Tailscale is awesome. I do wish they could do full functionality on the official Synology release including subnets. There’s hacks to get it to work with a cron entry to kill some of the default Synology routing.
Which is better this or a cloudfare tunnel?
if its just you accessing, this is much more secure
I always thought Tailscale is a mesh network VPN, and not direct device to device! I do use it to backup my everyday NAS to a remote NAS through Hyperbackup and it works great for that, but I've never managed to get it to work with any other Synology apps, not even DSM! So far, for me at least, a very nice compliment to my backup routine but not a replacement for Quickconnect, or even close. p.s. you can have a task to auto run the the Tailscale script on reboot.
I used the tutorial and I got UNDEF username connecting issue on my DS1522, not able to connecte to VPN. First VPN server linked to 10GB NIC, later I found this was cause root of the issue. I reconfigured link to Bond NIC with 1st and 2nd built-in NICs, then connection successfully established.
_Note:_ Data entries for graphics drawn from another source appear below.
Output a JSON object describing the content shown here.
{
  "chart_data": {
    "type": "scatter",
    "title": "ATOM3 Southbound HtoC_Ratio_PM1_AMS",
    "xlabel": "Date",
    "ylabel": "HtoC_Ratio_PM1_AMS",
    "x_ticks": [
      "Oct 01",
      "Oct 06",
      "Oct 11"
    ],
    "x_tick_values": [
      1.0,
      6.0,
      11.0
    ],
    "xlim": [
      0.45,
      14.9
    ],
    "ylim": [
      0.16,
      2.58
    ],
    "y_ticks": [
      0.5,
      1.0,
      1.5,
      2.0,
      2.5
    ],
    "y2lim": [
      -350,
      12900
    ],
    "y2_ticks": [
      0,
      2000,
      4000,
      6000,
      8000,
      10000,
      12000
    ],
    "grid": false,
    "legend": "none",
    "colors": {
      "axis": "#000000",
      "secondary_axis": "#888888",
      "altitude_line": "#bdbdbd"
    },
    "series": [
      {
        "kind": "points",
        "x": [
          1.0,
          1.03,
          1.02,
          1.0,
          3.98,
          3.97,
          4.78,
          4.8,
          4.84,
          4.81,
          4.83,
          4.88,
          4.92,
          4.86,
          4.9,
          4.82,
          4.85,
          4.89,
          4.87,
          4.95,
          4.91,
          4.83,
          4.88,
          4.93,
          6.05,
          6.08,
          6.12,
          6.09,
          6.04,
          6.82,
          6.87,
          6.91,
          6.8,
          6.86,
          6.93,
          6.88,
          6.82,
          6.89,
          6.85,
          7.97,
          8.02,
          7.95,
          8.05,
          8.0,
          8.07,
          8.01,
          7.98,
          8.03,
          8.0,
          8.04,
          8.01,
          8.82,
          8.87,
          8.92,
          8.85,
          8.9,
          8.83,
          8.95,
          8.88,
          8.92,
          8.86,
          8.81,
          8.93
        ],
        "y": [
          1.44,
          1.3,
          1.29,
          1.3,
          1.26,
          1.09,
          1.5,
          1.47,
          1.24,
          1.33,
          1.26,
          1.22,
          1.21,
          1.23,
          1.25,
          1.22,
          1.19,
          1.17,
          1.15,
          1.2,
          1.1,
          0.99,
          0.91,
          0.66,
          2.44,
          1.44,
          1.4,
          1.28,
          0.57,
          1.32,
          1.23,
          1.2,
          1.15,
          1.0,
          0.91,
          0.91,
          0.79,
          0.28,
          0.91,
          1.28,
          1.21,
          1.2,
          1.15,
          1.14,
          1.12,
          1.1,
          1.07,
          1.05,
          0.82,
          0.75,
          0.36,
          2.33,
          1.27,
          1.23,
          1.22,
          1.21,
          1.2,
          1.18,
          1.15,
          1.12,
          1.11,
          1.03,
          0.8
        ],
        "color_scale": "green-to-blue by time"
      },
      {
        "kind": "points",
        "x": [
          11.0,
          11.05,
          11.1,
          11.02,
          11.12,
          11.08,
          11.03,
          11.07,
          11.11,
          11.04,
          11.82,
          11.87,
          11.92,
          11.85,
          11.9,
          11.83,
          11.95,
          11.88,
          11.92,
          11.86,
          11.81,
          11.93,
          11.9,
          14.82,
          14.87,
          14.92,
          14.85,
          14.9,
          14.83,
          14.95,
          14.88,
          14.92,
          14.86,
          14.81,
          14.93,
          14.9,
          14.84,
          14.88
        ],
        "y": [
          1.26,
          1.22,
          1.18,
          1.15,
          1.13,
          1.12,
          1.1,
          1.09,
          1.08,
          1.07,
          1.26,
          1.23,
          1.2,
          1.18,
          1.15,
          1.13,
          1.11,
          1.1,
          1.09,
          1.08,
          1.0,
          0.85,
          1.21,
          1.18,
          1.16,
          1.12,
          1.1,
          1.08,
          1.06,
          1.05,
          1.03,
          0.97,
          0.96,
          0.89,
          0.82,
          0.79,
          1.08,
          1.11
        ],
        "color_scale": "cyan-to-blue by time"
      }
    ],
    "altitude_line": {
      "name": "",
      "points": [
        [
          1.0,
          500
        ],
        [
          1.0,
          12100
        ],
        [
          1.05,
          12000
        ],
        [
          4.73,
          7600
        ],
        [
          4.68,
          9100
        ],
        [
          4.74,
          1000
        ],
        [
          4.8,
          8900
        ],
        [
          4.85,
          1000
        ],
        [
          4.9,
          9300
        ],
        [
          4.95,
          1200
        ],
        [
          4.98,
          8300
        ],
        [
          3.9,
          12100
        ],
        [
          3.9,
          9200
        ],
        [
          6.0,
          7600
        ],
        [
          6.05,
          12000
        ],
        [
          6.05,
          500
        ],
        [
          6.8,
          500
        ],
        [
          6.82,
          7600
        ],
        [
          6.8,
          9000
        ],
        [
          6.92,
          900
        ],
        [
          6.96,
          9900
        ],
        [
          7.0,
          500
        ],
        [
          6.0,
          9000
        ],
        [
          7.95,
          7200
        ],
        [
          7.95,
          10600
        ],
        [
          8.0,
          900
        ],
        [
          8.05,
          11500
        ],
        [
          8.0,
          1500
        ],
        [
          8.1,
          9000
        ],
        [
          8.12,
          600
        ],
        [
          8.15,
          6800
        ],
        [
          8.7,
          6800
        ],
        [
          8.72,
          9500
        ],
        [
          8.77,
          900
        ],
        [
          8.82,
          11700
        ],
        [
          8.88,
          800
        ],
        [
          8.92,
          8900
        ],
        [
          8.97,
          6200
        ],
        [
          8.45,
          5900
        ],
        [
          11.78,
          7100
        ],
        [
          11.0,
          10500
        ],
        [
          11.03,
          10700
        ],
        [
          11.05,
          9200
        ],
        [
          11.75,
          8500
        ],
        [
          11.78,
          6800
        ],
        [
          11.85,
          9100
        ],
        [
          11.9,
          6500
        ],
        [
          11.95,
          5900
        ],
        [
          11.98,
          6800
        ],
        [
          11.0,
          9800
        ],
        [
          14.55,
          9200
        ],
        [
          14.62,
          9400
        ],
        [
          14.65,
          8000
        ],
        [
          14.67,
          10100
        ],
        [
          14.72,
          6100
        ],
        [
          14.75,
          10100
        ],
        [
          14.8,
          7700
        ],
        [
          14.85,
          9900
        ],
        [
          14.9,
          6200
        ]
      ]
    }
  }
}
Before linking NIC to VPN Server check for Network -> Static Route -> IP Routing Table -> Main Table, then consider to use default NIC with gateway 192.168.0.1.
Anyone knows how to remotely access synology services like jellyfin using Tailscale?
good luck giving access to the family photos or files. most people don’t know and won’t remember to turn on a vpn 😔
Very relatable! In a class for Blockchain, Zerotier was the workaround for the uni's wifi's forced isolation. Some students refused to install it for security concerns.
How’s it goin yall
I'll stick with Wireguard
Free, easy, secure,…..what’s not to like?
just 1 note really easily blocked by firewall really. you will not be able to use it in a corporate.
No serious IT professional would ever recommend you put your VPN in another company’s hands. Run your own VPN!